To prove that $G^\prime$ is closed use the continuity of the function $d \mapsto Ad$ and the fact that the set $\{d \in \mathbb{R}^n : d \leq 0\}$ is closed.

Answer 3

And to show that $G'$ is convex just take two points $x,y \in G'$, the segment between these points must lie in $G'$. Let $0\leq \alpha\leq 1$, study the point $p = \alpha x + (1-\alpha)y$: $$ Ap = A(\alpha x + (1-\alpha)y) = \alpha Ax + (1-\alpha)Ay \leq 0 $$ the last inequality is true because $\alpha, 1-\alpha \geq 0$ and since $x,y \in G'$ than $Ax \leq 0$ and $Ay \leq 0$.

Answer 4

$Ad \le 0$ iff $e_k^T A d \le 0$ for $i=1,...,m$.

A set of the form $\{ x | n^T x \le \alpha \}$ is quickly checked to be closed and convex from the definition.

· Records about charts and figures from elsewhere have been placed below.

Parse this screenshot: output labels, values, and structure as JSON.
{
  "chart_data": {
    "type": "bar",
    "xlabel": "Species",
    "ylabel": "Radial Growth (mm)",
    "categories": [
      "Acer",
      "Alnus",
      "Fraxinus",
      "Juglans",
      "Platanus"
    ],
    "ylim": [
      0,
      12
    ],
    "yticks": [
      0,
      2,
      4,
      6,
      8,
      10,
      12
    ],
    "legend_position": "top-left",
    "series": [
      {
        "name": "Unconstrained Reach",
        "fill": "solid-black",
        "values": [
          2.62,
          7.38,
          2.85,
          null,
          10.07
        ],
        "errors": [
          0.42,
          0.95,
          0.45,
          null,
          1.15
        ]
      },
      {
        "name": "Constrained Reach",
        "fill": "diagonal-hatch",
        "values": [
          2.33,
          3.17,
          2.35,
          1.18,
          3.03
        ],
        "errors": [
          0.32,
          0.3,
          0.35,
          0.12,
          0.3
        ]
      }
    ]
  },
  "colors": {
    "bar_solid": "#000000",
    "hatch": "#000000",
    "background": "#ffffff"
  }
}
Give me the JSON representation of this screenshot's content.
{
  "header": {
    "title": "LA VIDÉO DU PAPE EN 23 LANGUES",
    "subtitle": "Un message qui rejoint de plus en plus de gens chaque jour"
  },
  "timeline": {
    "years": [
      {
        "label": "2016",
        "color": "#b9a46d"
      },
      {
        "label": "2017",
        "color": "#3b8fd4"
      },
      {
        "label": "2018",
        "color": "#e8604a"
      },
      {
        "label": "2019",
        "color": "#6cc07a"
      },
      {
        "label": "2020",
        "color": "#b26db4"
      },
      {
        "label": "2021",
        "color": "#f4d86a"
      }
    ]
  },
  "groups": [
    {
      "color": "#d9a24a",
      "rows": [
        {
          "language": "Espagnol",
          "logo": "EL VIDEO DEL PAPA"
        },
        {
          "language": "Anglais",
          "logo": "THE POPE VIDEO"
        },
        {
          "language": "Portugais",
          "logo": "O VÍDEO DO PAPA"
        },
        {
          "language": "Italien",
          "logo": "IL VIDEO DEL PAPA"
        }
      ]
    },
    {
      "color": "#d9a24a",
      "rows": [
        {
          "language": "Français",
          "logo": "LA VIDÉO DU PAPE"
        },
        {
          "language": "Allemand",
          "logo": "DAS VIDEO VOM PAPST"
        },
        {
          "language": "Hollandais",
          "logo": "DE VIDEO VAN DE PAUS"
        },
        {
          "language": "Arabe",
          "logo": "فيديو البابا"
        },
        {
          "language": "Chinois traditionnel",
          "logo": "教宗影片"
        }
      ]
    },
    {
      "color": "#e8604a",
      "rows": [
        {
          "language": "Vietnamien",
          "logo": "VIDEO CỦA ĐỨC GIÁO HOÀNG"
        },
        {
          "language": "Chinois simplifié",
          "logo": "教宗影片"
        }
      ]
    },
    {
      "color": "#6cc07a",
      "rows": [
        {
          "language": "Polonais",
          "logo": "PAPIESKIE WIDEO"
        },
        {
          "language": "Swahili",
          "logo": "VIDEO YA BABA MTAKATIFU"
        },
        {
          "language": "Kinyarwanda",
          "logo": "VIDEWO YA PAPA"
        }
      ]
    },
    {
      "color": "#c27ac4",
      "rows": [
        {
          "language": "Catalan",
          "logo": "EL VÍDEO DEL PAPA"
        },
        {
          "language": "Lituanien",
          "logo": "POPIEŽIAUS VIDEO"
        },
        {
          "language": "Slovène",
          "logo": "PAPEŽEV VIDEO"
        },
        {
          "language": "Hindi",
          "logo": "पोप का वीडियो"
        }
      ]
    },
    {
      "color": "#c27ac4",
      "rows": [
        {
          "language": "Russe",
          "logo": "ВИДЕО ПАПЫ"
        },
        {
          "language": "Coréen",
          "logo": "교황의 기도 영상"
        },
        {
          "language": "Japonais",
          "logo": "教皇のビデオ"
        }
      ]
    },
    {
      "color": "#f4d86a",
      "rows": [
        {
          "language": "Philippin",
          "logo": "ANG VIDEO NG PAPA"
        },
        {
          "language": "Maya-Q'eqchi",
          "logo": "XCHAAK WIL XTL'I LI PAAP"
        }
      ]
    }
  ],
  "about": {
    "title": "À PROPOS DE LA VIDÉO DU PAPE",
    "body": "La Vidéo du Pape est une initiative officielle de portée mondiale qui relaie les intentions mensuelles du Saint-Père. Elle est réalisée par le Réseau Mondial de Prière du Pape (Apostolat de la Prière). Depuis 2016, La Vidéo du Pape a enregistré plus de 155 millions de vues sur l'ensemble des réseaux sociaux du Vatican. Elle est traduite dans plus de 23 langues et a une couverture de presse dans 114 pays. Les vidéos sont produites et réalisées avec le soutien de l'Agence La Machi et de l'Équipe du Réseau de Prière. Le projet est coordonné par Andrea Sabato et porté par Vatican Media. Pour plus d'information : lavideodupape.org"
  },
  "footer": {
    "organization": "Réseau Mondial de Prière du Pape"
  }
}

The intersection of a collection of closed convex sets is convex.

Elaboration:

$G'=\{ x| Ax \le 0 \} = \{ x | e_1^T A x \le 0, ..., e_m^T A x \le 0 \} = \cap_{k=1}^m \{ x | e_k^T A x \le 0 \}$.

$e_k$ is the vector of zeros except for a one in the $k$th position. Note that $e_k^T A$ is a column vector.

Each set $\{ x | e_k^T A x \le 0 \}$ is a half space, and to check if it closed, suppose $x_n \to x$ and $e_k^TA x_n \le 0$. Then by continuity (of the linear function $x \mapsto e_k^T Ax$) we have , $e_k^TAx \le 0$ and so the set is closed. To check convexity, note that $x \mapsto e_k^T Ax$ is linear and so $e_k^TA (\lambda x_1+(1-\lambda)x_2) = \lambda e_k^T A x_1 + (1-\lambda)e_k^T A x_2$ and so the set is convex.

It is straightforward to check that the intersection of closed sets is closed and it is straightforward to check that the intersection of convex sets is convex.

For the $G_0$ set, the same sort of reasoning applies, the only difference is that the intersection of a finite number of open sets is open (this is the case here), not an arbitrary intersection.